So, you've been caught cheating. You sorta committed fraud, kinda misled investors, maybe accelerated the financial collapse. Don't panic. It's going to be all right. You're going to survive.
There have been many Great Cheaters before you and I've studied them all. Here are the lessons they have to teach:
First, you need to recognize the five stages to the grief of getting caught getting rich cheating.
That's right, blame others. Juiced ballplayers blame wives, trainers, nannies, agents and deals with the devil, aka Steinbrenner. Lehman's Richard Fuld said it was the media, short sellers, the government and a bank run. Enron's Ken Lay blamed everybody from co-workers to Arthur Andersen, The Wall Street Journal and a "witch hunt" ... which might explain why federal prosecutor Sean Berkowitz turned into a newt.DENIAL: "We don't know what you're talking about and we didn't do it."
ANGER: "We said We Didn't Do It!!"
BARGAINING: "Oh, come onnnnn ..."
DEPRESSION: "We're upset you'd even think we did it."
ACCEPTANCE: "It was Geithner!"
Consider these popular scapegoats: alcoholism, Hurricane Katrina, 9/11, child abuse, OxyContin, Sarbanes-Oxley, Osama bin Laden, the BCS.
Next, you need to win in the Court of Public Ignorance, er, Opinion. Make a teary confession praising family, faith and the flag. Change your name, a la Blackwater, Philip Morris and Diebold.
Spin this thing, just like great cheaters Nixon ("When the president does it, that means it's not illegal"), Belichick ("I misinterpreted the rules") and Eve ("The snake made me do it"). You weren't "lying bastards who profited from a secretive and unregulated market," you were "hedging your investments."
Make us like you. HealthSouth's Richard Scrushy was a regular on Birmingham TV during his criminal trial. He got solid ratings for "The Richard Scrushy Is Innocent Hour." Why not rent Fox News for a month?
Also, get ahead of the news and investigate yourself, just like Apple, Merck, Charles Rangel, the College Board, Hewlett-Packard, Major League Baseball and the Women's Tennis Association. It's like getting pulled over and, when the officer asks, "Any idea how fast your were going?" you just reply, "No, but I'll look into it. Thanks."
As the trial approaches, destroy the evidence. Like Arthur Andersen's Shredder Department and the CIA's Bureau of Videotape Smashing, you, too, should "accidentally" getting rid of anything incriminating.
And spare no expense on your defense. Hire the slickest legal minds, the dirtiest private investigators, the most-soulless of publicists. You already have Greg Craig on board, so you're off to a good start there.

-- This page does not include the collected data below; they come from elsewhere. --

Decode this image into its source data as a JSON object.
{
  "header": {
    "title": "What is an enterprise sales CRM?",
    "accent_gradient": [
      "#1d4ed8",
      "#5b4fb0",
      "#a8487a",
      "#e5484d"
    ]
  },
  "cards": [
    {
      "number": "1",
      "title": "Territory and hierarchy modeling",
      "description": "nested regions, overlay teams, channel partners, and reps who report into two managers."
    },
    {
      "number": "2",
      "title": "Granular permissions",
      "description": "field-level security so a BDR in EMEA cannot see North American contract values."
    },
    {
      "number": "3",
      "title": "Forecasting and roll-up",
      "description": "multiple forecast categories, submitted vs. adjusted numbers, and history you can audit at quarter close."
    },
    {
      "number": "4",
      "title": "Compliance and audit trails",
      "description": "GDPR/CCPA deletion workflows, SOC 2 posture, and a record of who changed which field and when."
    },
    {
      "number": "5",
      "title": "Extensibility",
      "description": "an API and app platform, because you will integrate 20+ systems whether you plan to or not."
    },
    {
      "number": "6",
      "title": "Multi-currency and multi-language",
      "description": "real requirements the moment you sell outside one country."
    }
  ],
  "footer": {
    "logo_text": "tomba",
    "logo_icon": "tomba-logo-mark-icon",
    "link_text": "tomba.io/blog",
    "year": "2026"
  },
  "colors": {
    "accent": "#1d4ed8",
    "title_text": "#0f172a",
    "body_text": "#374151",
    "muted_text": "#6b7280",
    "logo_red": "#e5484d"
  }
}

If, somehow, you go to trial, consider it an opportunity to prove your mettle. It's one thing to trick investors, rating agencies, governments and the market; it's quite another to fool a judge you haven't yet bribed.
Here, then, are the brilliant, imaginative and real legal arguments put forward by Great Cheaters.
- WorldCom CEO Bernie Ebbers' claimed not to know what was going on -- the "Ah, shucks" defense pioneered in the 1956 case of Wally v. The Beaver.
- Attorneys for another corporate cheater labeled an opposition witness a "greedy coward acting purely in self-interest."
- Enron CEO Jeff Skilling said under oath that when he wrote in an e-mail, "Shred the documents, they're on to us," he was "just being sarcastic." Use that.
For more cheating advice, you know how to reach me, and I know what you can afford.